Using a wire brush, we'll remove all of this rust build up and corrosion on the surface of the hub to make sure our rotor sits flat. Make sure you get the center bore here as well. Now that we've got all the rust and corrosion removed from our hub, we got ahead and put a nice coat of grease on there to keep any more corrosion from coming back and to make sure that our rotor is nice and easy to remove the next time we have to do a brake job. Again, there's no need to get really thick with the grease here. Just make sure that you cover all the metal surfaces that are going to contact our rotor.

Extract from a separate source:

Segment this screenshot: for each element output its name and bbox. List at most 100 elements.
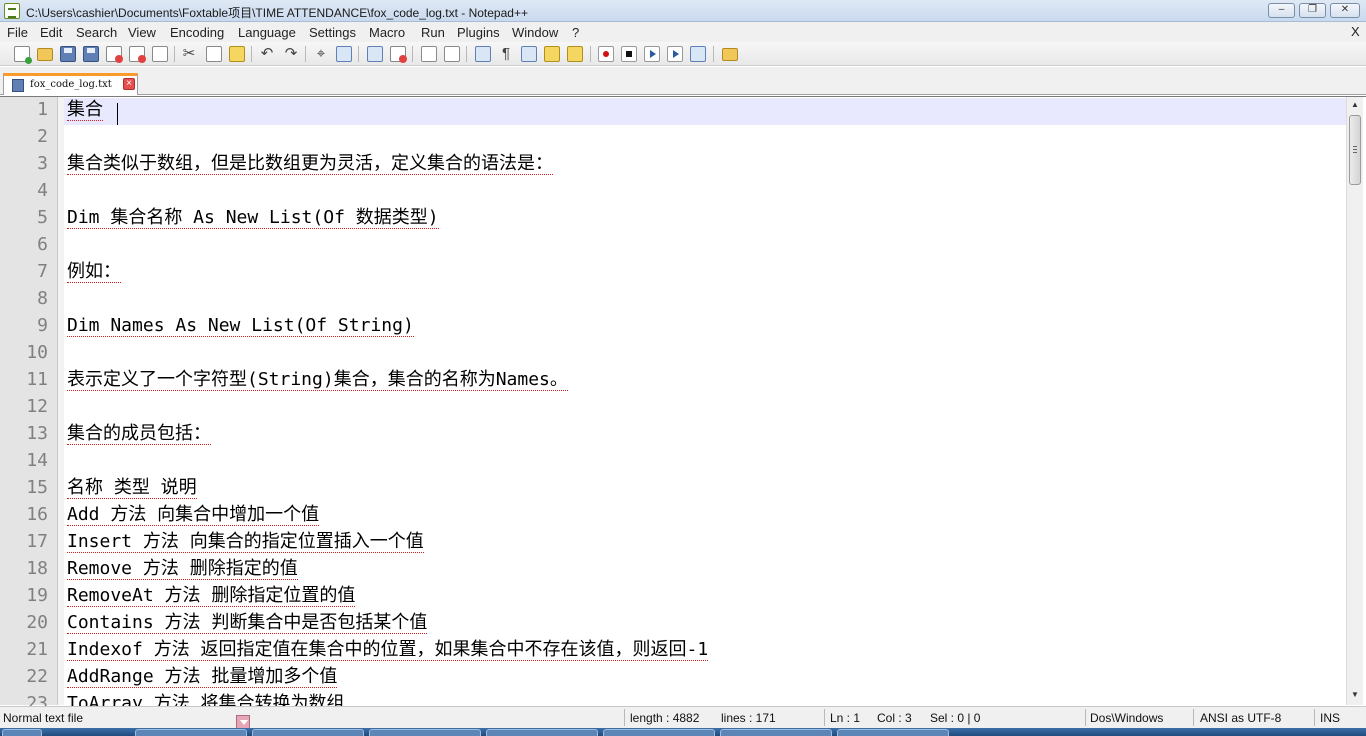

Install the rotor onto the splines backwards and spray down the contact surface with some brake cleaner.
Flip the rotor around, and install it back onto the splines in the correct direction, and spray down this surface the same way. We're doing this to remove cosmoline, which is a coating they put on to these rotors at the factory to prevent it from corroding while it sits on the shelf at a warehouse. The next step isn't completely necessary to finish the brake job, but if you have one handy it's really helpful and makes reinstalling the pads, caliper, and caliper bracket a lot easier.
We're going to use an old axle nut over one of the studs as a spacer. Just install one lug nut on there finger tight to keep our rotor flat against the hub, so when we reinstall the bracket, pads, and caliper, the rotor is nice and straight, and flush, and lines up with everything going on.
Reinstall your caliper bracket, and the two 21mm bolts that secure it to the spindle. We'll get those bolts started by hand, and then tighten them down with our socket and ratchet. Once they're in there by hand, go ahead and tighten them down with a 21mm socket and ratchet. Install the brake pads into the slides on the front and the rear. We'll apply another thin coat of grease to the back side of the pad here. This will prevent our caliper from getting stuck on. It'll also act as a little bit of an insulator to keep them from making move while they're moving.
Remove the bungee cord, mechanic's wires, zip tie, or whatever it is you used to secure the caliper up and out of the way. Be sure that when placing it back in that you don't have this flex hose, here, twisted up. Set the caliper back onto the slides, and reinstall the two bolts. You may have to work these around a little before the go in. Tighten the two caliper slide bolts up with a 17mm socket and ratchet. Remove the lug nut and the axle nut you used to keep that rotor in place.
Then we can reinstall our wheel and tire. Reinstall the wheel and tire onto your hub. It's easiest to put a lug nut inside of the 19mm socket to start it onto the studs. Get all five of these down as tight as you can by hand, and then we'll torque the wheel once there's some weight on it. Lower the vehicle back down, and put partial weight onto the wheel and tire. This means that you may have your jack or lift under the vehicle, get the tire to touch, and let the vehicle come downs some without allowing it completely off of the lift or jack. Torque your lug nuts to 100 foot-pounds in a cross pattern.